Bir sahâbî, Resûlullah Efendimize geldi ve; “Yâ Resûlallah! İslâmda hayırlı [en iyi] amel hangisidir?” diye sordu. Sevgili Peygamberimiz: “Yiyecek yedirmen ve tanıdığına-tanımadığına selâm vermendir” buyurdular.
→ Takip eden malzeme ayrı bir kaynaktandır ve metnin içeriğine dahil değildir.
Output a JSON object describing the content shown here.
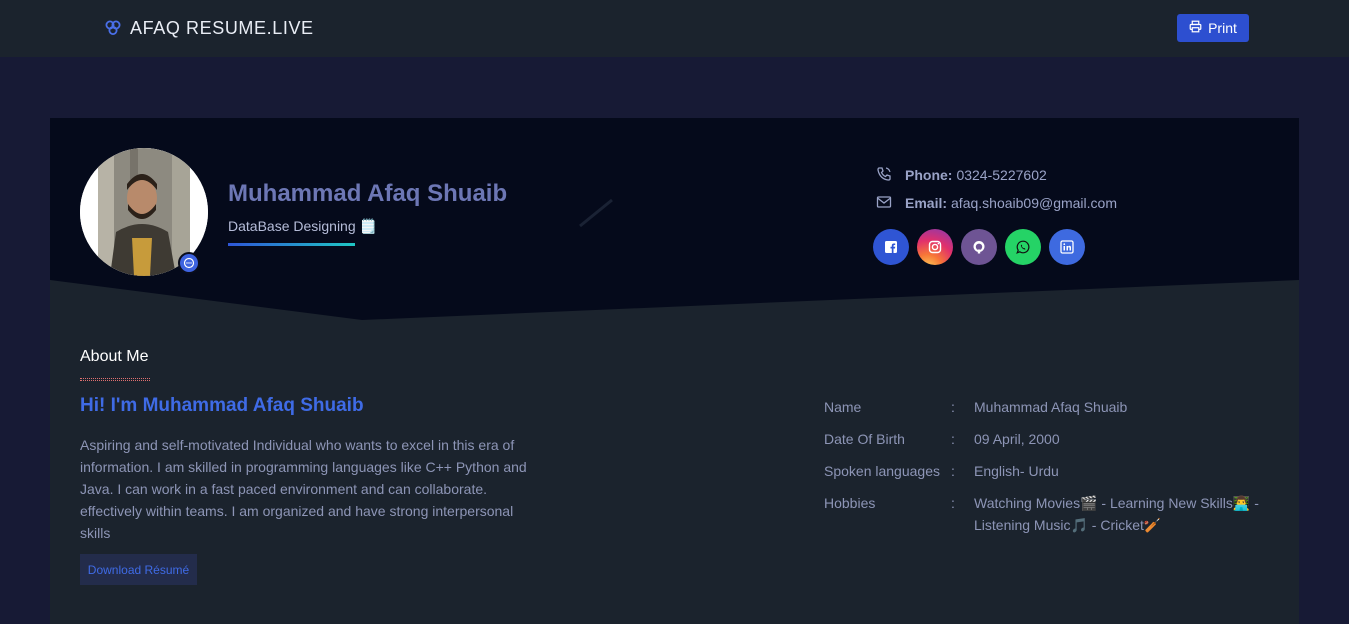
{
  "navbar": {
    "brand": "AFAQ RESUME.LIVE",
    "brand_icon": "triple-circle-logo-icon",
    "print_label": "Print",
    "print_icon": "printer-icon"
  },
  "hero": {
    "name": "Muhammad Afaq Shuaib",
    "role": "DataBase Designing 🗒️",
    "avatar_badge_icon": "chat-badge-icon",
    "contact": {
      "phone_label": "Phone:",
      "phone_value": "0324-5227602",
      "email_label": "Email:",
      "email_value": "afaq.shoaib09@gmail.com"
    },
    "socials": [
      {
        "name": "facebook-icon",
        "color": "#2f55d4"
      },
      {
        "name": "instagram-icon",
        "color": "#e1306c"
      },
      {
        "name": "github-icon",
        "color": "#6e5494"
      },
      {
        "name": "whatsapp-icon",
        "color": "#25d366"
      },
      {
        "name": "linkedin-icon",
        "color": "#3e6ae0"
      }
    ]
  },
  "about": {
    "title": "About Me",
    "greeting": "Hi! I'm Muhammad Afaq Shuaib",
    "bio": "Aspiring and self-motivated Individual who wants to excel in this era of information. I am skilled in programming languages like C++ Python and Java. I can work in a fast paced environment and can collaborate. effectively within teams. I am organized and have strong interpersonal skills",
    "download_label": "Download Résumé",
    "info": [
      {
        "label": "Name",
        "colon": ":",
        "value": "Muhammad Afaq Shuaib"
      },
      {
        "label": "Date Of Birth",
        "colon": ":",
        "value": "09 April, 2000"
      },
      {
        "label": "Spoken languages",
        "colon": ":",
        "value": "English- Urdu"
      },
      {
        "label": "Hobbies",
        "colon": ":",
        "value": "Watching Movies🎬 - Learning New Skills👨‍💻 - Listening Music🎵 - Cricket🏏"
      }
    ]
  },
  "colors": {
    "page_bg": "#171a35",
    "nav_bg": "#1b232d",
    "hero_bg": "#050a1b",
    "accent": "#3f6be6",
    "print_button": "#2d4fd0"
  }
}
Bu hadîs-i şerîfin 1. maddesinde, “Allah’ın kullarına yemek yedirme”nin ehemmiyeti anlatılmaktadır. Eshâb-ı kirâm, bu husûsa çok önem verirlerdi. Hattâ yedirecek fazla bir şeyleri olmasa bile, kendileri yemez, misâfire yedirirlerdi. Nitekim bir gün Resûlullah Efendimizin huzûruna bir kimse geldi ve birkaç günden beri hiç yemek yemediğini söyledi. Sevgili Peygamberimiz, buna çok üzülüp bir sahâbîyi kendi hânelerine göndererek bir kişilik yiyecek bulunup bulunmadığını sordurdular.
Ancak Resûlullah’ın evinde de hiç yiyecek yoktu. Bu haberi alınca, bu sefer, Eshâb-ı kirâma hitâben: “Ey Eshâbım! İçinizde bu fakîri evine götürüp karnını doyuracak kimse var mı?” diye sordular. Lâkin o günlerde kuraklık ve kıtlık hüküm sürdüğünden, Eshâb-ı kirâmın evlerinde de misâfir ağırlayacak miktarda yemek bulunmuyordu.
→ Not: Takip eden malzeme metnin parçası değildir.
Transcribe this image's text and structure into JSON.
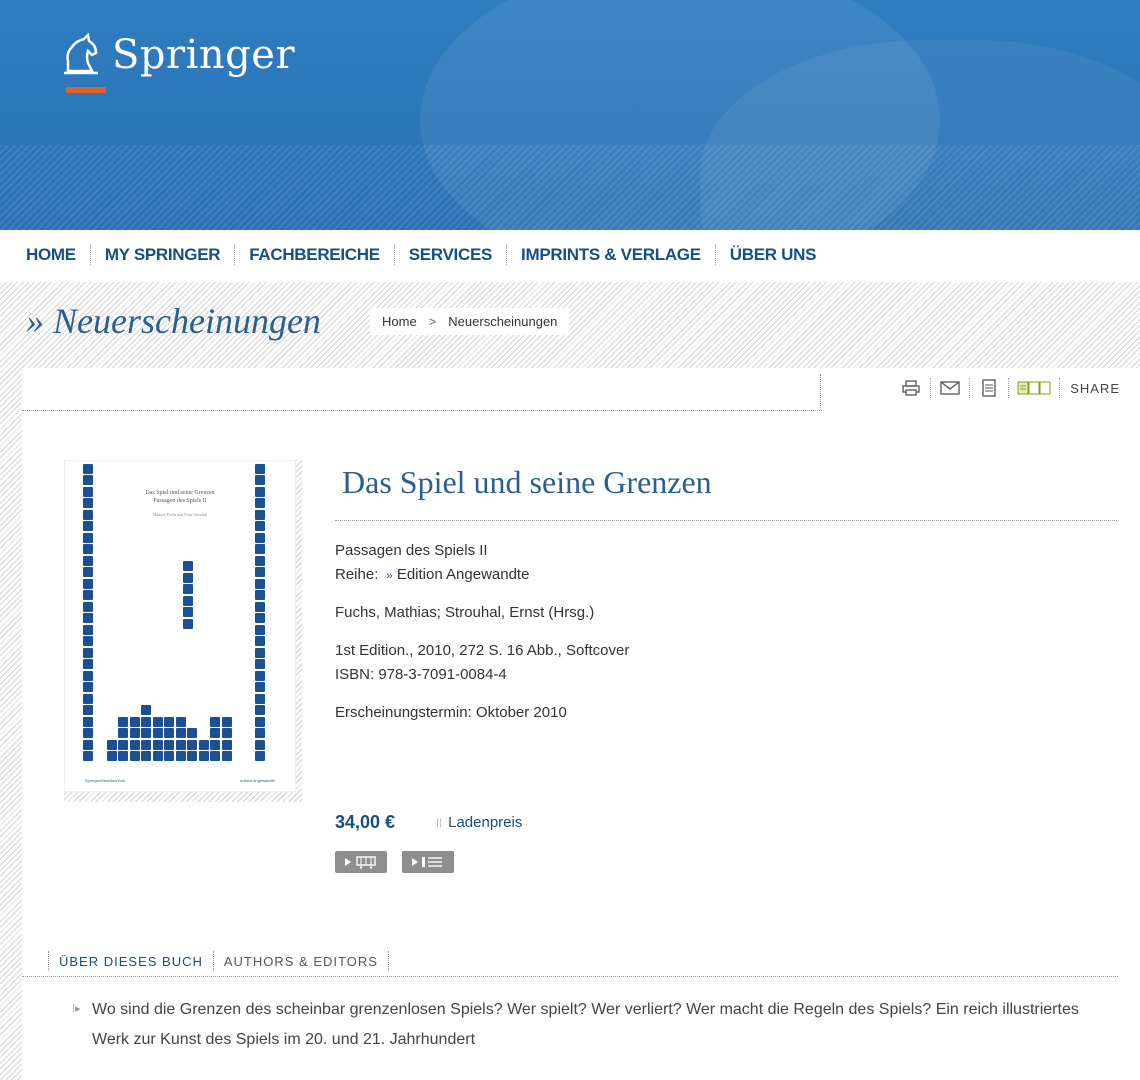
{
  "brand": {
    "name": "Springer"
  },
  "nav": {
    "items": [
      "HOME",
      "MY SPRINGER",
      "FACHBEREICHE",
      "SERVICES",
      "IMPRINTS & VERLAGE",
      "ÜBER UNS"
    ]
  },
  "page": {
    "title": "» Neuerscheinungen"
  },
  "breadcrumb": {
    "home": "Home",
    "separator": ">",
    "current": "Neuerscheinungen"
  },
  "toolbar": {
    "share_label": "SHARE",
    "icons": [
      "print-icon",
      "mail-icon",
      "document-icon",
      "compare-icon"
    ]
  },
  "book": {
    "title": "Das Spiel und seine Grenzen",
    "subtitle": "Passagen des Spiels II",
    "series_label": "Reihe:",
    "series_marker": "»",
    "series": "Edition Angewandte",
    "authors": "Fuchs, Mathias; Strouhal, Ernst (Hrsg.)",
    "edition": "1st Edition., 2010, 272 S. 16 Abb., Softcover",
    "isbn": "ISBN: 978-3-7091-0084-4",
    "release": "Erscheinungstermin: Oktober 2010",
    "price": "34,00 €",
    "price_note": "Ladenpreis",
    "cover": {
      "title_line1": "Das Spiel und seine Grenzen",
      "title_line2": "Passagen des Spiels II",
      "editors": "Mathias Fuchs und Ernst Strouhal",
      "publisher_left": "SpringerWienNewYork",
      "publisher_right": "edition angewandte"
    }
  },
  "tabs": {
    "items": [
      "ÜBER DIESES BUCH",
      "AUTHORS & EDITORS"
    ],
    "active": "ÜBER DIESES BUCH"
  },
  "description": "Wo sind die Grenzen des scheinbar grenzenlosen Spiels? Wer spielt? Wer verliert? Wer macht die Regeln des Spiels? Ein reich illustriertes Werk zur Kunst des Spiels im 20. und 21. Jahrhundert",
  "colors": {
    "banner": "#2c76b9",
    "accent": "#e0622a",
    "link": "#174f85",
    "title": "#2a5f90",
    "square": "#1d4f95"
  }
}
O arada bir sahâbî: “Yâ Resûlallah! Onu ben misâfir edebilirim” dedi ve o kimseyi alıp evine götürdü. Hanımına: “Bir misâfir getirdim. Bir şeyler hâzırla da birlikte yiyelim” dedi. Hanımı: “Olur ama, evimizde sâdece çocuklara yetecek kadar yemek var” diye söyleyince, o sahâbî: “Olsun, çocukları uyut. Bu akşam yemesinler. Biz de yemeyelim” dedi.
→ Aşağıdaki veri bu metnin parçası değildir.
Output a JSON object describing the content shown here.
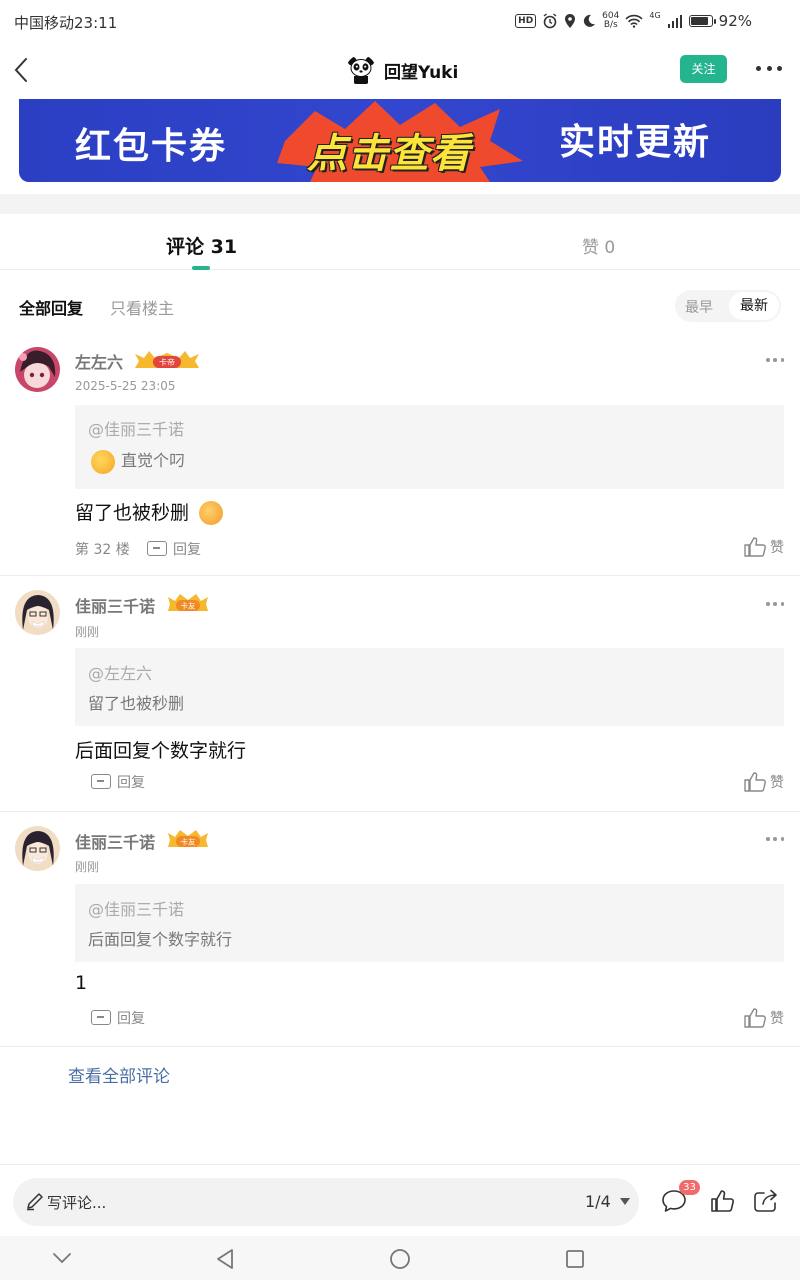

Hanımı, o bir kişilik yemeği tepsiye koyup getirdi. Misâfirle o sahâbî yemeğe oturdular. Ancak ev sâhibi de yiyecek olsa, misâfirin karnı doymayacaktı. O sahâbî düşündü ve kendi kendine: “Ben de yesem, misâfir doymayacak. Ben yemezsem, bu sefer de misâfir utanır ve rahat yiyemez” dedi ve kandilin yanına gitti. Kandilin ışığını fazlalaştırıyormuş gibi yapıp kandili söndürdü ve: “Eyvâh kandil söndü. Yağ da yok ki koyalım. Neyse karanlıkta da yeriz” diyerek gelip sofraya oturdu. Yiyormuş gibi yapıp hiç yemedi. Misâfir o yemeğin hepsini yiyip doydu.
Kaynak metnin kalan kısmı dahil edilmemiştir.